Not at all. I started very "fly by the seat of your pants" and I'm constantly evaluating which pieces of the design puzzle work financially, and for me personally. It's an ongoing evaluation.
Do you use a tech editor?
Absolutely! My pattern skills have grown immensely because of it. I learned very early on that it is a very different thing to create a hand knit yourself then to write a knitting pattern for it. I owe a lot to my tech editors. They're amazing and I adore them.
How do you maintain your life/work balance?
Ha! It's a work in progress.
How do you deal with criticism?
I always welcome constructive criticism. Like I said, I went to Art School. Art work was constantly discussed and deconstructed in detail. I'm not adverse to constructive criticism, I welcome it. Criticism that is just nasty or mean hearted however, I have no patience for. There are valid criticisms (ie. your pattern has an error, the way this is written is confusing, etc.) there are criticisms that are helpful but may be a personal preference (I prefer top down construction) and then there is just plain mean.

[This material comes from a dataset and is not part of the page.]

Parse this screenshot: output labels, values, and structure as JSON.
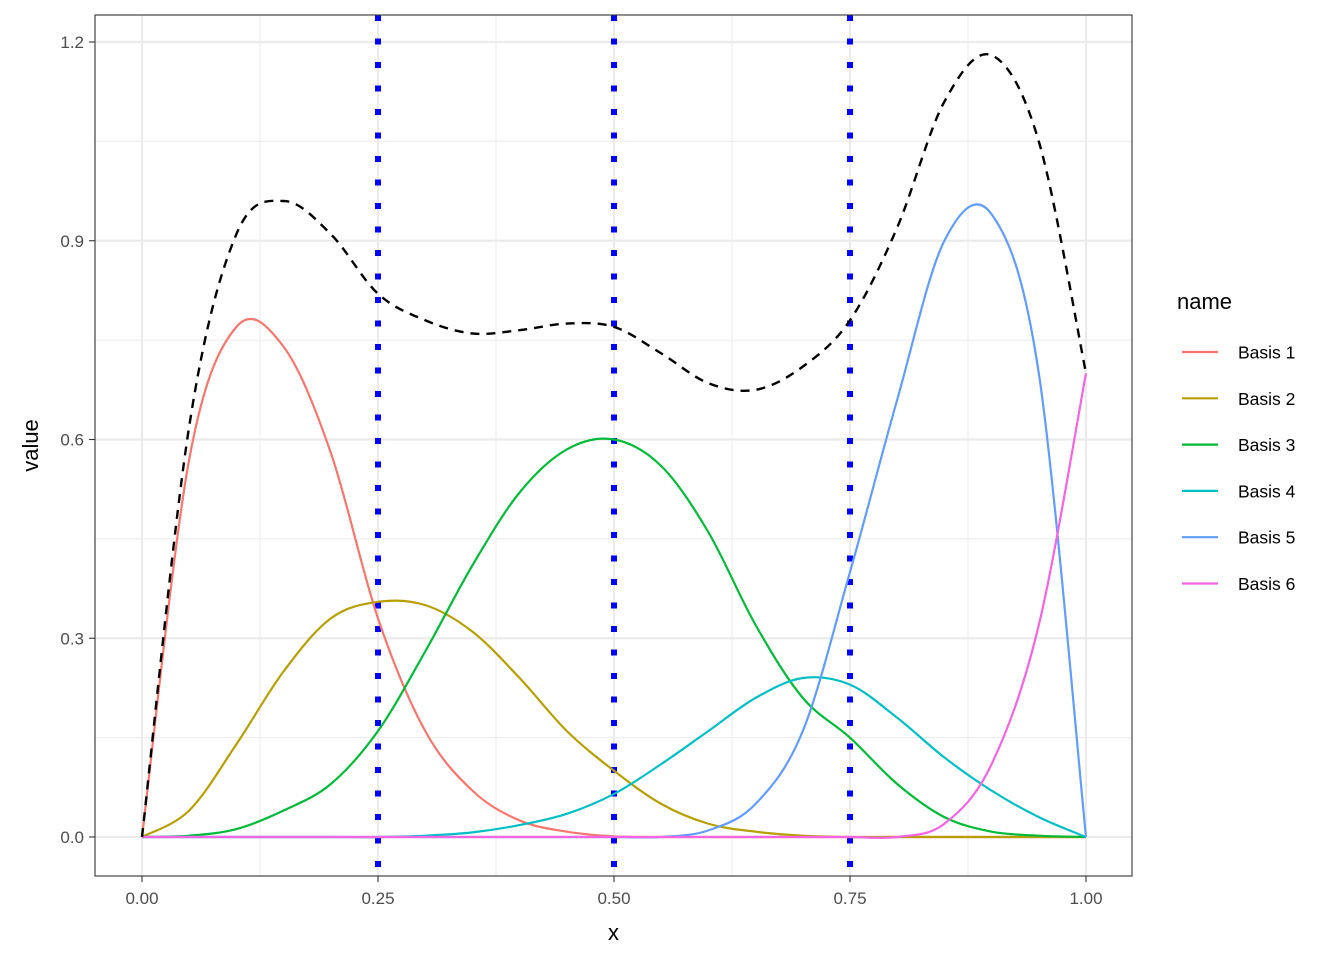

As I recently said on Instagram in response to a nasty email: "It takes a tremendous amount of time to create a knitting pattern. It is, in its essence, a creative act. 2. It is difficult to write a pattern that works for every individual and their personal preferences. 3. Even after thorough writing, editing, and testing sometimes errors do occur. We are all humans, not machines. If a pattern is not written to your personal preferences, or if you happen to find an error, that does not give you the right to insult or berate the pattern writer. Let's all remember that there is a human person on the other end of an electronic communication receiving your negativity. And beside the fact that I work really, really hard to create the best knitting patterns I can, for virtually no return, it is hurtful and simply unnecessary to put that kind of ill feeling into the world. This is knitting here. And if we can't even be kind and civil over some wool and needles, how are you we going to solve the bigger problems of the world?"
How long did it take for you to be able to support yourself?
I'm still working on that goal! While I've started to see my sales go up, it takes a lot of time to create a knitting pattern, plus editing costs, paying a model, yarn, etc., etc. Add to that the overhead of program costs, website hosting, etc. While the overhead isn't as much as some businesses, there is overhead. I've seen that it is possible to make money doing this, but I'm not there yet.
What advice would you give someone who wants to pursue a career in knitting?
Give it careful thought. Try a few patterns to see if it's something you like doing. Talk to other designers. And listen to Tara Swiger's podcasts, because they have helped me be thoughtful about my business in countless ways! And find a way to strike a balance so that you don't lose your hobby to work!
What’s next for you?
There is a lot going on for me right now. I am currently working on a book, MAINE Knits that was funded through a Kickstarter campaign. It has designs from 10 different Maine designers, including myself, Carrie Bostick Hoge, Alicia Plummer, Bristol Ivy, Cecily Glowik Mcdonald, Mary Jane Mucklestone, Elizabeth Smith, Leah B. Thibault, Kristen TenDyke, Leila Raabe.
On top of that, I've just started a new job. For the past several years I've been home with my 2 and 4 year olds. Now I'm excited to work outside the home, but this will definitely mean a slow down for my design work. I'm looking forward to the chance to do some reflection on why I do this and how it serves me in my life. And I'm very much looking forward to some personal knitting time!